January 20 – I’m Fickle – Part Two

            The other part of my fickleness is the “I just don’t care anymore” syndrome.  I get this a lot.  It comes from the value I place on my time.  As I go through life, I often think about where my time goes.  What do I want to spend my time doing?  If I feel that something is wasting my time, I dump it. 

            Take books.  If I do not get engaged in a book by page 100, I am not spending any more time on it.  I have stopped reading many famous books that are considered great works of art that I find tedious.  Usually the conversation in my head goes, do I really care about these characters?  If I don’t, then forget it.  If the writer can’t get me interested in 100 pages, then we have a problem.  

            I have said goodbye to numerous t.v. shows for lack of caring.  I will start watching and after a season or two, I just say, I’m done with this.  I have lost interest.  “Frankie and Grace” and “Schitt’s Creek” come to mind.   

            As you can imagine, I have no ability to follow something like the Star Wars saga.  I stopped caring a long time ago.  Sports teams come and go.  I stopped watching football in 1981 and have not missed one second of it.  Will I like the Pens forever?  Who knows?  Chances are that I will stop caring at some point.  

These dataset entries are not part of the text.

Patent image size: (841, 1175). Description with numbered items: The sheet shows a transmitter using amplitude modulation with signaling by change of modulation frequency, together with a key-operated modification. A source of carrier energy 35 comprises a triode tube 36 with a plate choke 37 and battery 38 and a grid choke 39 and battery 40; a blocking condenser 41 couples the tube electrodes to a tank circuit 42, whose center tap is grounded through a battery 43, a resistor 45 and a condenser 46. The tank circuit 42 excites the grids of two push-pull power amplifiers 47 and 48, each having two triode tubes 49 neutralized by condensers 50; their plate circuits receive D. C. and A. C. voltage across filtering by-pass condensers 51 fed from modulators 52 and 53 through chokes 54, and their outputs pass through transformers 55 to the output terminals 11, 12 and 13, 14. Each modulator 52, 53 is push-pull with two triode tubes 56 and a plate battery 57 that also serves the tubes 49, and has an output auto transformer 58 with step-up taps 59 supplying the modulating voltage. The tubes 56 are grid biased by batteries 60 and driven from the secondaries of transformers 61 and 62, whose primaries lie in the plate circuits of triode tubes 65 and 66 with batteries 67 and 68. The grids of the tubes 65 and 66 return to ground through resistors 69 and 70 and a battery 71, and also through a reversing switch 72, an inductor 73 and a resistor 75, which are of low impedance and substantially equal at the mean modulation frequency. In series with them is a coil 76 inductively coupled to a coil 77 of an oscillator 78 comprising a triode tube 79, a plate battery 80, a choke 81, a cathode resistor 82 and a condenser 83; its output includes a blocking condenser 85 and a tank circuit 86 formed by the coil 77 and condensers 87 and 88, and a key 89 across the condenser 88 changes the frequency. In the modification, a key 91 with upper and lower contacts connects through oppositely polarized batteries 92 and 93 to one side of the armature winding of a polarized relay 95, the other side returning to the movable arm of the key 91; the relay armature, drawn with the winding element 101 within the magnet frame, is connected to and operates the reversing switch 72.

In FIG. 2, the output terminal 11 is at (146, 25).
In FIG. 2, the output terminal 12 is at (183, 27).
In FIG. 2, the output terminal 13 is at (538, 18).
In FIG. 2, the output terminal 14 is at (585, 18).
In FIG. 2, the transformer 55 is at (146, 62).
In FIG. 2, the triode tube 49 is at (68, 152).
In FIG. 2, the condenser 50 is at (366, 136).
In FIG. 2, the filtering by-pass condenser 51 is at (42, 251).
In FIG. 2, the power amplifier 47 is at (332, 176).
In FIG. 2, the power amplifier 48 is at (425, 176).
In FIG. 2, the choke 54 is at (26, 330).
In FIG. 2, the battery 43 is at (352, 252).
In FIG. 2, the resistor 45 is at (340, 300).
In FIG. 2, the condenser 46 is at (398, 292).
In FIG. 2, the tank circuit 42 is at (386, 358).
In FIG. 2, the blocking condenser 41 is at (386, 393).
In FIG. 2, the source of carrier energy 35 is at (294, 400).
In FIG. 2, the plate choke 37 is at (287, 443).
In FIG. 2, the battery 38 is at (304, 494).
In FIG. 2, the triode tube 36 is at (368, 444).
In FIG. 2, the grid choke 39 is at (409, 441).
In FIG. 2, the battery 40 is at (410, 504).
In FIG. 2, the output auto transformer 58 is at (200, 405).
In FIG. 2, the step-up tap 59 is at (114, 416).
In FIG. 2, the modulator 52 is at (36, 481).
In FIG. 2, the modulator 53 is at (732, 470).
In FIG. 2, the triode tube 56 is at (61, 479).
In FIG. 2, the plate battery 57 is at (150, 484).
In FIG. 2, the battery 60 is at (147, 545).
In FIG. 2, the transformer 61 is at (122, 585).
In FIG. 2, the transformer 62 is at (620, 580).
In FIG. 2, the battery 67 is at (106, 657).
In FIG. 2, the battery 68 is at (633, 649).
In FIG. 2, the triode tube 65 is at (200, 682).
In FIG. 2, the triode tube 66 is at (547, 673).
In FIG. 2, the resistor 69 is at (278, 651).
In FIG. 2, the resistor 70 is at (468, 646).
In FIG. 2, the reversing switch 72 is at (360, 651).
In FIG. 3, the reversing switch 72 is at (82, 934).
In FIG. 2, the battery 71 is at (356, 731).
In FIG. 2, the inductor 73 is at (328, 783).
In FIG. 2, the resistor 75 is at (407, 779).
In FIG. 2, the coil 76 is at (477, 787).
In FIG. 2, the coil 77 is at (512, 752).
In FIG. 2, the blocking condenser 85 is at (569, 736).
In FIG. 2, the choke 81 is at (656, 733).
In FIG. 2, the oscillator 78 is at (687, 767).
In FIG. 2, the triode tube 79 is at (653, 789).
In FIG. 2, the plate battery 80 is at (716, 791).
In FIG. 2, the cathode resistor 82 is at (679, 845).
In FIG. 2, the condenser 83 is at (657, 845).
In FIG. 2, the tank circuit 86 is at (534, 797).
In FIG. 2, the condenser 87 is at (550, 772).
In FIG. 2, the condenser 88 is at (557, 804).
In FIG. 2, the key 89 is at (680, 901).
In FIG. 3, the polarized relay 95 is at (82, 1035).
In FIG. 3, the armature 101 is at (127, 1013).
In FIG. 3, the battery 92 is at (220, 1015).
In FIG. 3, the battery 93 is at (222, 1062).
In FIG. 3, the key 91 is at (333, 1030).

            Does not caring make me fickle?  It certainly is a sudden decision and my feelings do change.  But again, I have my reasons.  Why do I stop caring?   I have no idea.  I just know that my engagement has collapsed and I am moving on.  

            Matt says I don’t have the patience to let the characters develop.  Maybe.  But I have also given the benefit of the doubt to something, say a movie, and I have only wished that I had that two hours back.